L’idea di Prandelli, che anche ieri nell’immediata vigilia ha parlato di «cantiere aperto, ma i lavori procedono spediti» non era quella di copiare le «Furie Rosse», ma di provare a specchiarci nei campioni europei e mondiali in carica. E questa Nazionale che si affida al palleggio e non più alla «coperta» di Linus della difesa impenetrabile e del contropiede non può che piacere. Peccato che duri poco, ma forse non ci si poteva attendere di più. Così salutiamo con soddisfazione il redivivo Cassano, promosso capitano dai compagni, che davanti al suo pubblico regala un’ora brillante per movimenti, partecipazione al gioco e occasioni da gol. Fantantonio fa anche meglio di «Pepito» Rossi, della cui serata resta un guizzo sotto porta. Confortante la prova dei centrocampisti (con Montolivo sugli scudi), importante la rete di Aquilani che sui titoli di coda ci regala un successo insperato considerando il calo della ripresa. Insomma, le frecce all’arco di Prandelli non mancano. Far cadere le stelle mondiali nella notte di San Lorenzo può dare ulteriore autostima alla truppa del ct di Orzinuovi.
Nei primi 25 minuti la Spagna sembriamo noi: pressing, centrocampo alto, gioco in velocità, gran movimento senza palla, avversari sorpresi soprattutto nella fase di verticalizzazione in particolare di Criscito e Montolivo. E proprio dalla parte del neo giocatore dello Zenit l’Italia fa male: prima il palo del terzino, poi l’assist per il centrocampista viola che sigla con un pallonetto il suo primo gol azzurro, infine l’inserimento di Rossi chiuso da Casillas. La squadra di Prandelli diverte i 50mila del San Nicola, che a loro volta regalano scenografie «patriottiche» con un grande tricolore e un grande striscione dedicato alla nostra patria. Insomma bella Italia e risultato bugiardo nel primo tempo, visto il regalo del «distratto» arbitro tedesco Brych che nel contrasto tra Llorente e Chiellini punisce solo l’intervento dell’azzurro, assegnando un rigore alle Furie Rosse trasformato senza problemi da Xabi Alonso.
Nella ripresa la Spagna, già in crescita nella fase finale del primo tempo, riesce a controllare il match, a costringere Buffon a un intervento importante. I tanti cambi rallentano il ritmo del match, favorendo gli stretti fraseggi della squadra di Del Bosque. Poi il gol improvviso di Aquilani (con la collaborazione di Albiol il cui tocco mette fuori causa Valdes). Brivido finale con il tocco di Silva che finisce di poco a lato della porta azzurra. La vittoria è salva, nonostante l’occasione sprecata da Balotelli nel recupero. Appuntamento a settembre a Firenze con la Slovenia per mettere uno degli ultimi sassolini verso Euro 2012.

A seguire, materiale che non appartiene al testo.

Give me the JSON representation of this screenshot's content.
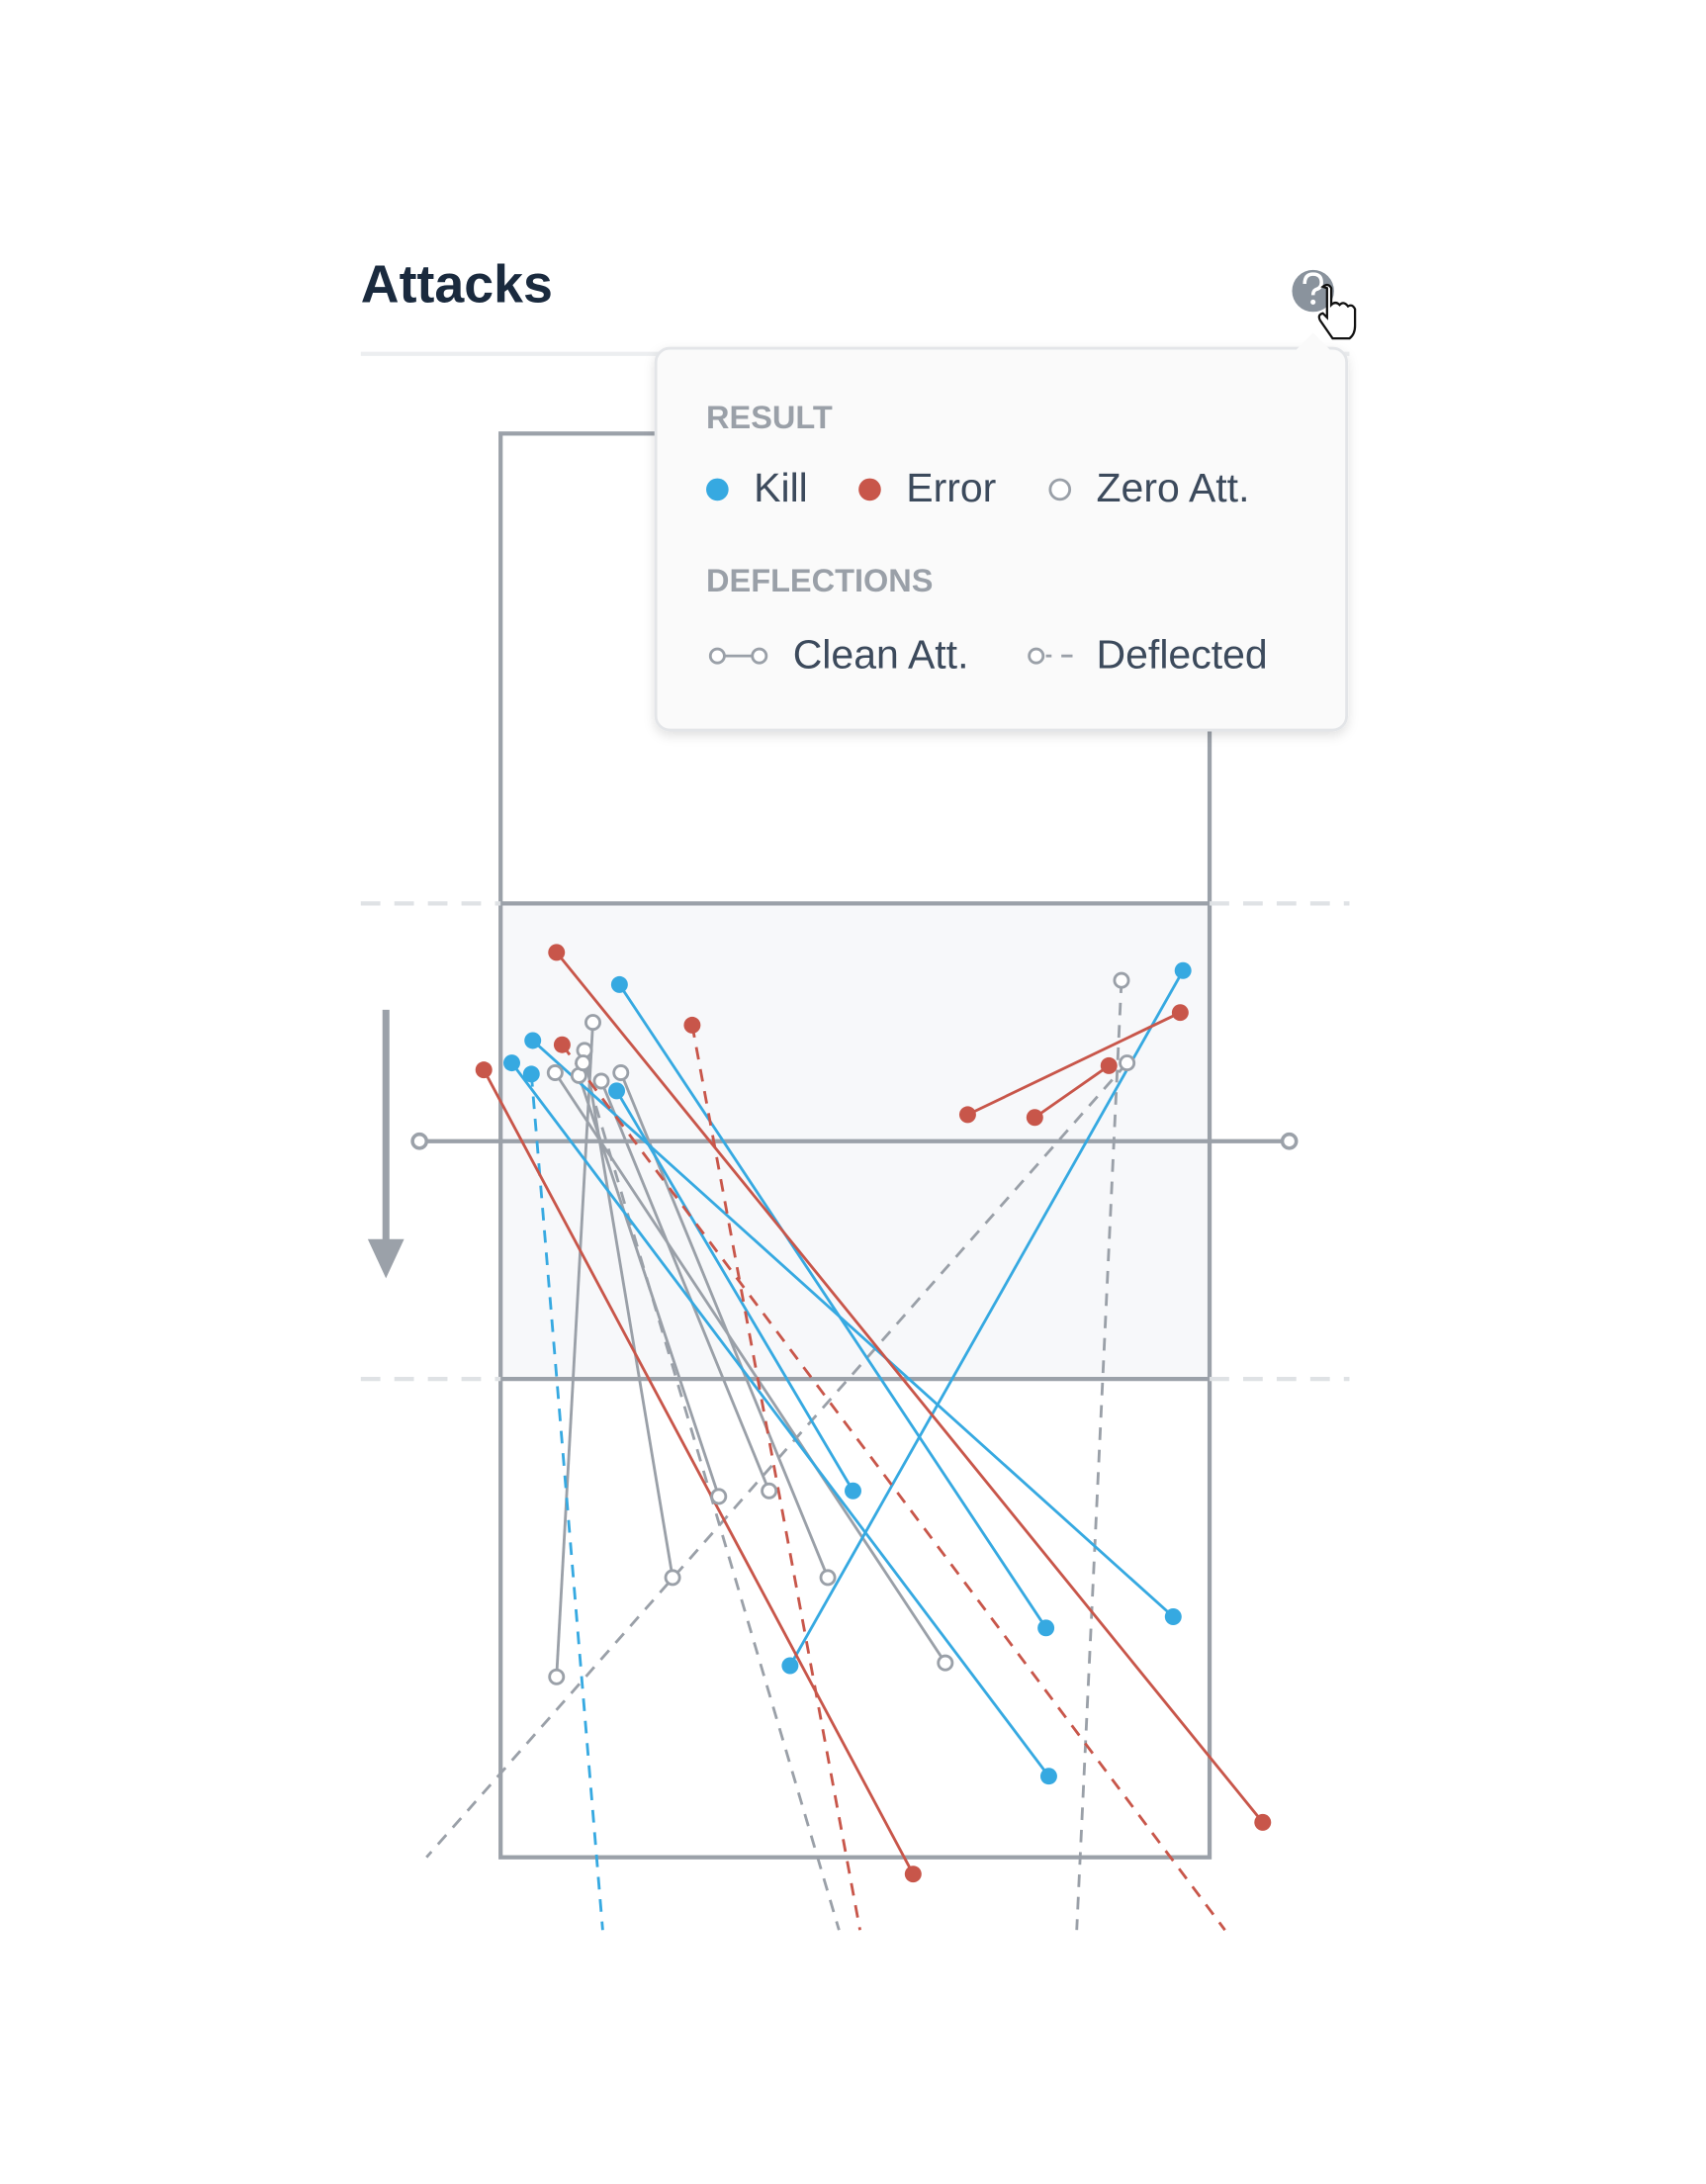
{
  "header": {
    "title": "Attacks"
  },
  "legend": {
    "result": {
      "heading": "RESULT",
      "items": [
        "Kill",
        "Error",
        "Zero Att."
      ]
    },
    "deflections": {
      "heading": "DEFLECTIONS",
      "items": [
        "Clean Att.",
        "Deflected"
      ]
    }
  }
}
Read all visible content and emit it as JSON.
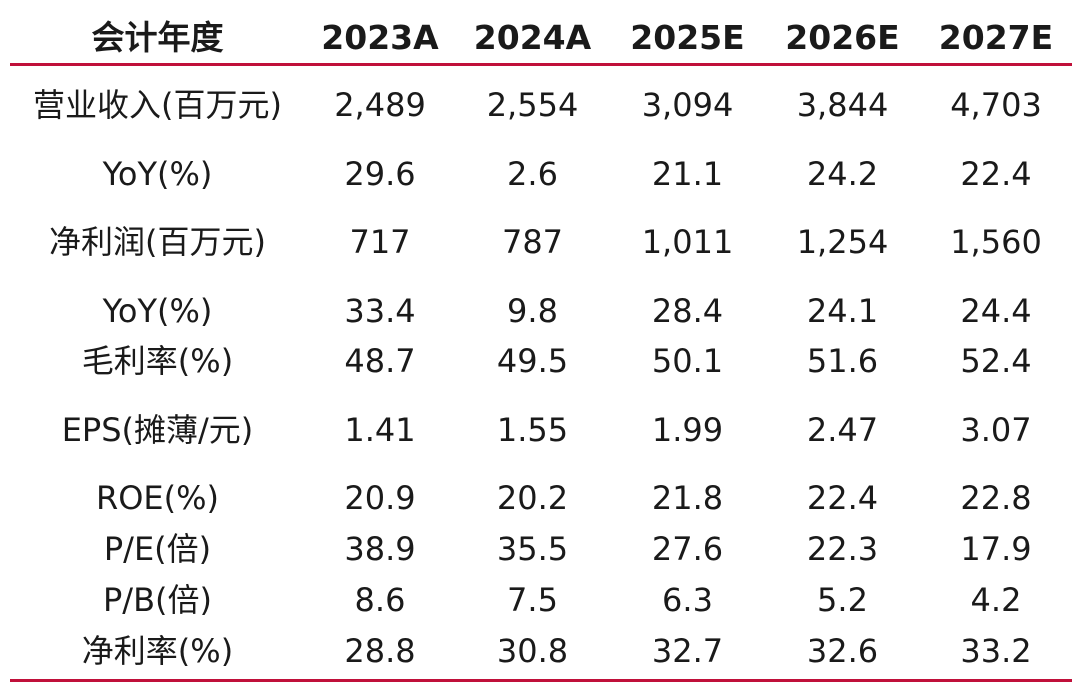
{
  "table": {
    "headers": [
      "会计年度",
      "2023A",
      "2024A",
      "2025E",
      "2026E",
      "2027E"
    ],
    "rows": [
      {
        "label": "营业收入(百万元)",
        "values": [
          "2,489",
          "2,554",
          "3,094",
          "3,844",
          "4,703"
        ]
      },
      {
        "label": "YoY(%)",
        "values": [
          "29.6",
          "2.6",
          "21.1",
          "24.2",
          "22.4"
        ]
      },
      {
        "label": "净利润(百万元)",
        "values": [
          "717",
          "787",
          "1,011",
          "1,254",
          "1,560"
        ]
      },
      {
        "label": "YoY(%)",
        "values": [
          "33.4",
          "9.8",
          "28.4",
          "24.1",
          "24.4"
        ]
      },
      {
        "label": "毛利率(%)",
        "values": [
          "48.7",
          "49.5",
          "50.1",
          "51.6",
          "52.4"
        ]
      },
      {
        "label": "EPS(摊薄/元)",
        "values": [
          "1.41",
          "1.55",
          "1.99",
          "2.47",
          "3.07"
        ]
      },
      {
        "label": "ROE(%)",
        "values": [
          "20.9",
          "20.2",
          "21.8",
          "22.4",
          "22.8"
        ]
      },
      {
        "label": "P/E(倍)",
        "values": [
          "38.9",
          "35.5",
          "27.6",
          "22.3",
          "17.9"
        ]
      },
      {
        "label": "P/B(倍)",
        "values": [
          "8.6",
          "7.5",
          "6.3",
          "5.2",
          "4.2"
        ]
      },
      {
        "label": "净利率(%)",
        "values": [
          "28.8",
          "30.8",
          "32.7",
          "32.6",
          "33.2"
        ]
      }
    ]
  },
  "colors": {
    "rule": "#c0103a",
    "text": "#1a1a1a"
  }
}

«Dobbiamo prendere il risultato nella maniera giusta, finchè abbiamo avuto gambe e lucidità abbiamo fatto un’ottima partita - così Prandelli dopo il match -. Abbiamo avuto personalità, coraggio, bene così. Non abbiamo sfigurato contro una squadra che gioca da anni insieme. Cassano? Non dava riferimenti, è stata una delle sue prove migliori in azzurro, sono contento per lui».
Piccolo incidente diplomatico in casa azzurra. Ieri Prandelli è sceso in campo in difesa dell’Atalanta, club nel quale è stato giocatore e tecnico della Primavera, penalizzata di 6 punti nel processo sul calcio scommesse. «La sanzione inflitta è un castigo pesante, va assolutamente rivista e riletta la norma della responsabilità oggettiva». Un’arringa che non è piaciuta al presidente Figc Abete: «Non è il momento di discuterne, cè da tempo un dibattito su questa norma sportiva ma è un punto di riferimento, non solo dell’Italia, ma di tante federazioni internazionali. È un deterrente importante, non condiviso da molti».